Il me semble qu'on est plus dans le registre du symbole : les allocations représentent de l'ordre de 100 euros par enfant (1 pain au chocolat et 1l de lait par jour en gros), ça me paraît dérisoire par rapport aux dépenses entraînées : nourriture, logement, voiture (les fans du vélo déchantent parfois avec bébé + courses), vêtements, chaussures, fournitures scolaires, livres, jouets, soins médicaux, etc. Bizarrement les gens qui n'ont pas d'enfants considèrent parfois que c'est une espèce de manne qui nous rendrait richissimes. Bien sur c'est proportionnellement important dans le budget de familles modestes, mais celles là précisément en garderont le bénéfice.

Plus généralement, si le travail présente des perspectives de "carrière" à la clé, il faudrait faire un calcul sur 10 ans (voire plus) et considérer qu'il est finalement plus avantageux de continuer à travailler avec un budget plus serré les années où il faudra payer le mode de garde, (surtout si on considère que c'est épanouissant ou sécurisant de travailler). Et ou sont la qualité de vie et l'épanouissement personnel dans ces considérations ?

La natalité en France me semble surtout liée à l'existence de la maternelle à temps complet dès 3 ans (voire 2 en insistant un peu), qui revient pour le coup très peu cher. La France est effectivement est des rares pays à avoir un tel système.

Sarasvaty

Je gagne 2100 euros par mois et mon compagnon 2600 (il est fonctionnaire). Donc on serait au dessus du seuil le plus bas.
Nous avons 2 enfants de 1 et 2 ans. On travaille à temps plein.

On paie :
- 1150 euros CC de loyer pour un T3 - 70m2 à pantin dans le 93 (2000 euros c'est du luxe, faut pas abuser).
- 900 euros de crèche pour les 2 ( ça c'est de la chance)
- 400 euros de nounous : youpi tralala, ça fait des mois qu'on sort rarement : on est plutot autour de 50 euros par mois !
- 120 euros d'abonnement pour les transports en commun : ben oui, on peut éviter la bagnole quand on est en petite couronne
- 200 euros de côté chaque mois pour les enfants. Ca c'est quand on sais qu'on n'aura pas de coup de pouce des grand parents.

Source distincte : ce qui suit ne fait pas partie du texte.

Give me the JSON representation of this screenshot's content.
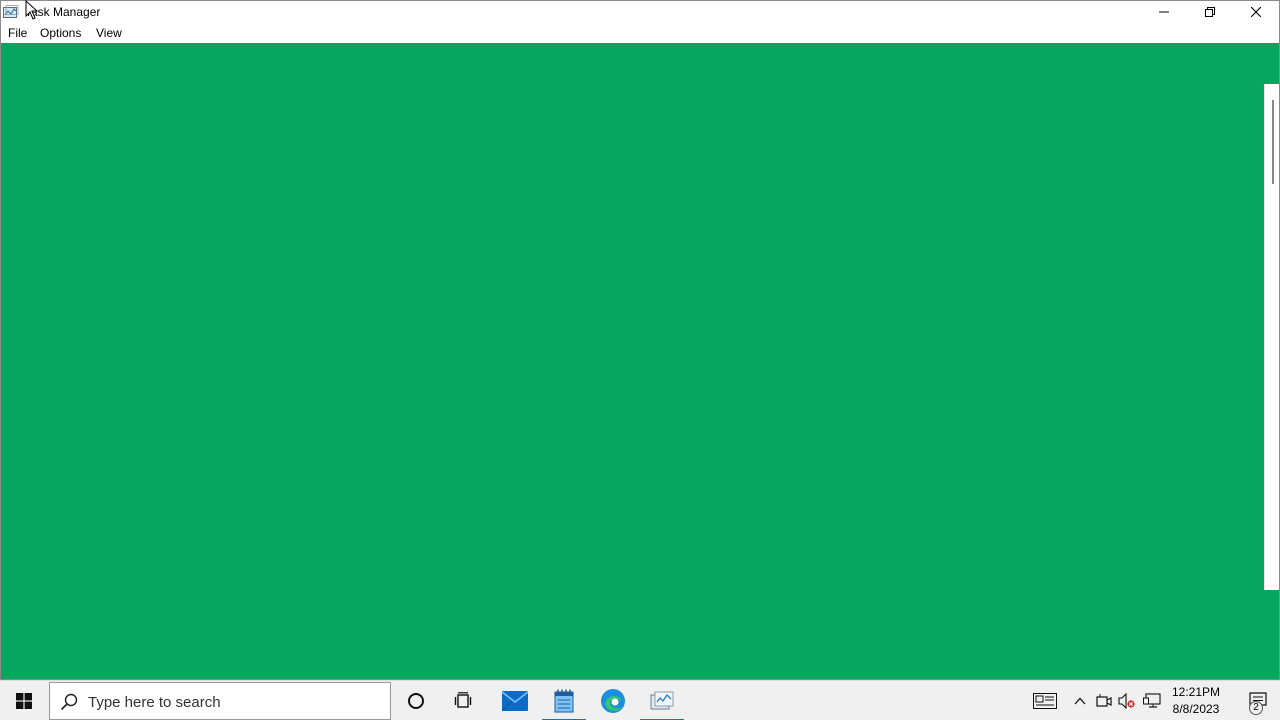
{
  "window": {
    "title": "Task Manager",
    "icon": "task-manager-icon"
  },
  "menu": {
    "file": "File",
    "options": "Options",
    "view": "View"
  },
  "content": {
    "background_color": "#04a75d"
  },
  "taskbar": {
    "search_placeholder": "Type here to search",
    "apps": [
      "cortana-icon",
      "task-view-icon",
      "mail-icon",
      "notepad-icon",
      "edge-icon",
      "task-manager-icon"
    ],
    "clock": {
      "time": "12:21PM",
      "date": "8/8/2023"
    },
    "notification_count": "2"
  }
}
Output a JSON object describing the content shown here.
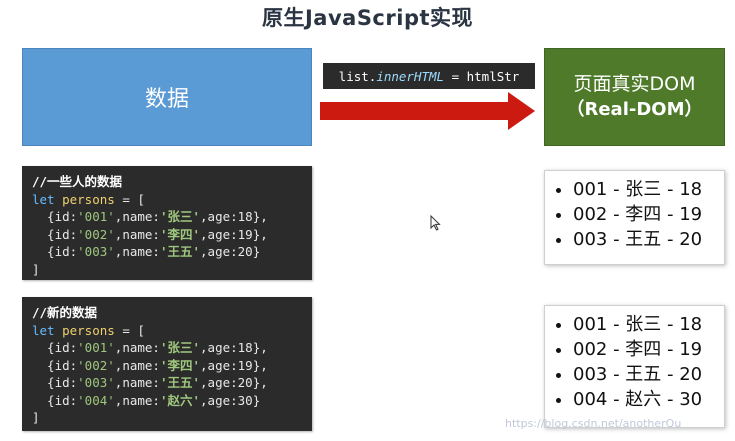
{
  "title": "原生JavaScript实现",
  "data_box": {
    "label": "数据"
  },
  "dom_box": {
    "line1": "页面真实DOM",
    "line2": "（Real-DOM）"
  },
  "arrow_code": {
    "left": "list.",
    "keyword": "innerHTML",
    "right": " = htmlStr"
  },
  "code1": {
    "comment": "//一些人的数据",
    "kw": "let",
    "var": "persons",
    "persons": [
      {
        "id": "001",
        "name": "张三",
        "age": "18"
      },
      {
        "id": "002",
        "name": "李四",
        "age": "19"
      },
      {
        "id": "003",
        "name": "王五",
        "age": "20"
      }
    ]
  },
  "code2": {
    "comment": "//新的数据",
    "kw": "let",
    "var": "persons",
    "persons": [
      {
        "id": "001",
        "name": "张三",
        "age": "18"
      },
      {
        "id": "002",
        "name": "李四",
        "age": "19"
      },
      {
        "id": "003",
        "name": "王五",
        "age": "20"
      },
      {
        "id": "004",
        "name": "赵六",
        "age": "30"
      }
    ]
  },
  "list1": [
    "001 - 张三 - 18",
    "002 - 李四 - 19",
    "003 - 王五 - 20"
  ],
  "list2": [
    "001 - 张三 - 18",
    "002 - 李四 - 19",
    "003 - 王五 - 20",
    "004 - 赵六 - 30"
  ],
  "watermark": "https://blog.csdn.net/anotherQu",
  "colors": {
    "data_box": "#5b9bd5",
    "dom_box": "#4e7a2a",
    "arrow": "#cc1a10",
    "code_bg": "#2b2b2b"
  }
}
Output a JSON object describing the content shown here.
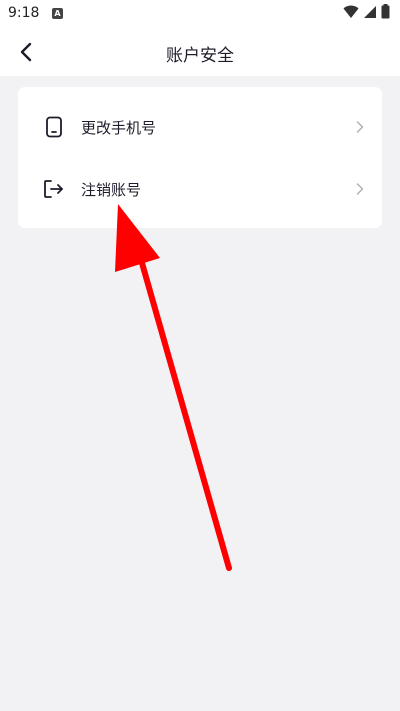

Il reste grosso modo mon salaire...je crois qu'on parviendrait à être solidaire.

Tout ça pour dire que quand on gagne 7000 euros à deux : on a encore plus les moyens de l'être. Eh oui, un appart plus petit ou moins chouette ( ça on a connu), moins de sorties...et pas de femme de ménage ! Votre hypothèse 5 ne me fait pas du tout pleurer...
Quant à l'hypothèse 1 : on peut aussi pensr que la mère préfère gagner son salaire à temps plein, non ?

Ou bien suis-je une rare maso de travailler à temps plein avec deux enfants en bas âge ? Cela n'est pas exclu...

Coralie

Primo, je n'ai pas fait mes gosses pour les allocs.
Deuxio, je ne travaille pas que pour l'argent (même s'il est nécessaire pour vivre bien sûr)
Tertio, je gagne "tant" que je continuerai à percevoir l'intégralité des allocs quelle que soit l'hypothèse retenue et pourtant :

- je vis correctement tout en étant solo (donc tout à ma charge ;-)
- je peux faire quelques économies (tout mon salaire ne passe pas dans les frais fixes)
- j'ai même le luxe d'une femme de ménage (eh oui, je préfère travailler à temps complet et m'offrir une femme de ménage !)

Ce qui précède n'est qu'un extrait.